European Society of Coloproctology (ESCP) Cohort Studies Committee, Department of Colorectal Surgery, University of Birmingham, Birmingham, UK.
Colorectal Dis. 2018 Sep;20 Suppl 6:15-32. doi: 10.1111/codi.14362.
The optimal bowel preparation strategy to minimise the risk of anastomotic leak is yet to be determined. This study aimed to determine whether oral antibiotics combined with mechanical bowel preparation (MBP+Abx) was associated with a reduced risk of anastomotic leak when compared to mechanical bowel preparation alone (MBP) or no bowel preparation (NBP).
A pre-planned analysis of the European Society of Coloproctology (ESCP) 2017 Left Sided Colorectal Resection audit was performed. Patients undergoing elective left sided colonic or rectal resection with primary anastomosis between 1 January 2017 and 15 March 2017 by any operative approach were included. The primary outcome measure was anastomotic leak.
Of 3676 patients across 343 centres in 47 countries, 618 (16.8%) received MBP+ABx, 1945 MBP (52.9%) and 1099 patients NBP (29.9%). Patients undergoing MBP+ABx had the lowest overall rate of anastomotic leak (6.1%, 9.2%, 8.7% respectively) in unadjusted analysis. After case-mix adjustment using a mixed-effects multivariable regression model, MBP+Abx was associated with a lower risk of anastomotic leak (OR 0.52, 0.30-0.92, P = 0.02) but MBP was not (OR 0.92, 0.63-1.36, P = 0.69) compared to NBP.

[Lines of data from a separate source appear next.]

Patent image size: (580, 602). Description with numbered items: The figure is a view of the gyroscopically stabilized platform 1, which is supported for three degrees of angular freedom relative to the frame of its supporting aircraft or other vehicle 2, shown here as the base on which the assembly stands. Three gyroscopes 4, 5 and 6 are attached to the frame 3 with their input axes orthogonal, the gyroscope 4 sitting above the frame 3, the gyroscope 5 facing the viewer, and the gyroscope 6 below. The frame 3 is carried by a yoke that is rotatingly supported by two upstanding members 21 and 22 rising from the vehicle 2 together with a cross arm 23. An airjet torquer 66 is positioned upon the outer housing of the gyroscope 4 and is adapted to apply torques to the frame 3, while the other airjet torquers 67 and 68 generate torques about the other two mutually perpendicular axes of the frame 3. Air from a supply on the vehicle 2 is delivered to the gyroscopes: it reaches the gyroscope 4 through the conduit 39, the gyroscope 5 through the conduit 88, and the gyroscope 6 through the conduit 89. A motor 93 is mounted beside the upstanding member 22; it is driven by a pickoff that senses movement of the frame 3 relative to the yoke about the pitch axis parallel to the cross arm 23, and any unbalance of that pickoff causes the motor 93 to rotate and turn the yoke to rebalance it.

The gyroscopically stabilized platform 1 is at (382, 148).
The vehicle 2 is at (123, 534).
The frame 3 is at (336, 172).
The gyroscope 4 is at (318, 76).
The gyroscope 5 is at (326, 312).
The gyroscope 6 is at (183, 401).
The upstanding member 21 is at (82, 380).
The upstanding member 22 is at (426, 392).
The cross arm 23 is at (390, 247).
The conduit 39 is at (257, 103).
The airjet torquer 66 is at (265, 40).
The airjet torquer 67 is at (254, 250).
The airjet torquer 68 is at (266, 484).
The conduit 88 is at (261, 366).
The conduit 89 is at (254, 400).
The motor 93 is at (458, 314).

This non-randomised study adds 'real-world', contemporaneous, and prospective evidence of the beneficial effects of combined mechanical bowel preparation and oral antibiotics in the prevention of anastomotic leak following left sided colorectal resection across diverse settings. We have also demonstrated limited uptake of this strategy in current international colorectal practice.

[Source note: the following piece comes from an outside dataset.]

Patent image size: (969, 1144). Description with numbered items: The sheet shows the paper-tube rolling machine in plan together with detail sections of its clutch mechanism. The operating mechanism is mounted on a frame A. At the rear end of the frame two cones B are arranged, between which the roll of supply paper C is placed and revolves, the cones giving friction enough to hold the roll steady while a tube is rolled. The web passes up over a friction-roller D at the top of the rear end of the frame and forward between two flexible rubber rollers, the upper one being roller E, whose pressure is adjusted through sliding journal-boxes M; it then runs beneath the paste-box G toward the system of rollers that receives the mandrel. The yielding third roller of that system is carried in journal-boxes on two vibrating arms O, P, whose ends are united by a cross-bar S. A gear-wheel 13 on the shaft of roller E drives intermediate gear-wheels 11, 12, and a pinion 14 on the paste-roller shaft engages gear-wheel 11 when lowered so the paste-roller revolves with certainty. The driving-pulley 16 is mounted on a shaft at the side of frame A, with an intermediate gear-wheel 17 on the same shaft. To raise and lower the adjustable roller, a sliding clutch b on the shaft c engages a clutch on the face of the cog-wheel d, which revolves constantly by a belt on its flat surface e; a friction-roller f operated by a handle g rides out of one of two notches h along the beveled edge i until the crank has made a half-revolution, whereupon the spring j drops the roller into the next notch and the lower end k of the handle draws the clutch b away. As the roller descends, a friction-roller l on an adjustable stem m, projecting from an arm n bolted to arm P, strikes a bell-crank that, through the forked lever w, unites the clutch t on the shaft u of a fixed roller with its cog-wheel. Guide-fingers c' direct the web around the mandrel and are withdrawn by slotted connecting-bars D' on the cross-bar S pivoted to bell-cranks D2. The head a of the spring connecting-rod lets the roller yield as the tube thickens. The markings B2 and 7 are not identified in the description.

为了将吻合口漏的风险降到最低,最佳的肠道准备策略仍有待确定。本研究旨在确定与单独使用机械肠道准备(MBP)或不进行肠道准备(NBP)相比,口服抗生素联合机械肠道准备(MBP+Abx)是否可降低吻合口漏的风险。
对欧洲结直肠外科学会(ESCP)2017 年左侧结直肠切除术审核进行了预先计划的分析。纳入 2017 年 1 月 1 日至 2017 年 3 月 15 日期间通过任何手术方式进行择期左侧结肠或直肠切除并进行一期吻合的患者。主要结局测量指标为吻合口漏。
在来自 47 个国家的 343 个中心的 3676 名患者中,618 名(16.8%)接受了 MBP+ABx,1945 名(52.9%)接受了 MBP,1099 名患者接受了 NBP(29.9%)。在未调整分析中,接受 MBP+ABx 的患者总体吻合口漏发生率最低(分别为 6.1%、9.2%和 8.7%)。在用混合效应多变量回归模型进行病例混合调整后,与 NBP 相比,MBP+Abx 与降低吻合口漏的风险相关(OR 0.52,0.30-0.92,P=0.02),但 MBP 无此作用(OR 0.92,0.63-1.36,P=0.69)。
这项非随机研究提供了关于在左侧结直肠切除术后使用联合机械肠道准备和口服抗生素预防吻合口漏的有益效果的“真实世界”、同期和前瞻性证据。我们还证明了这种策略在当前国际结直肠实践中的采用有限。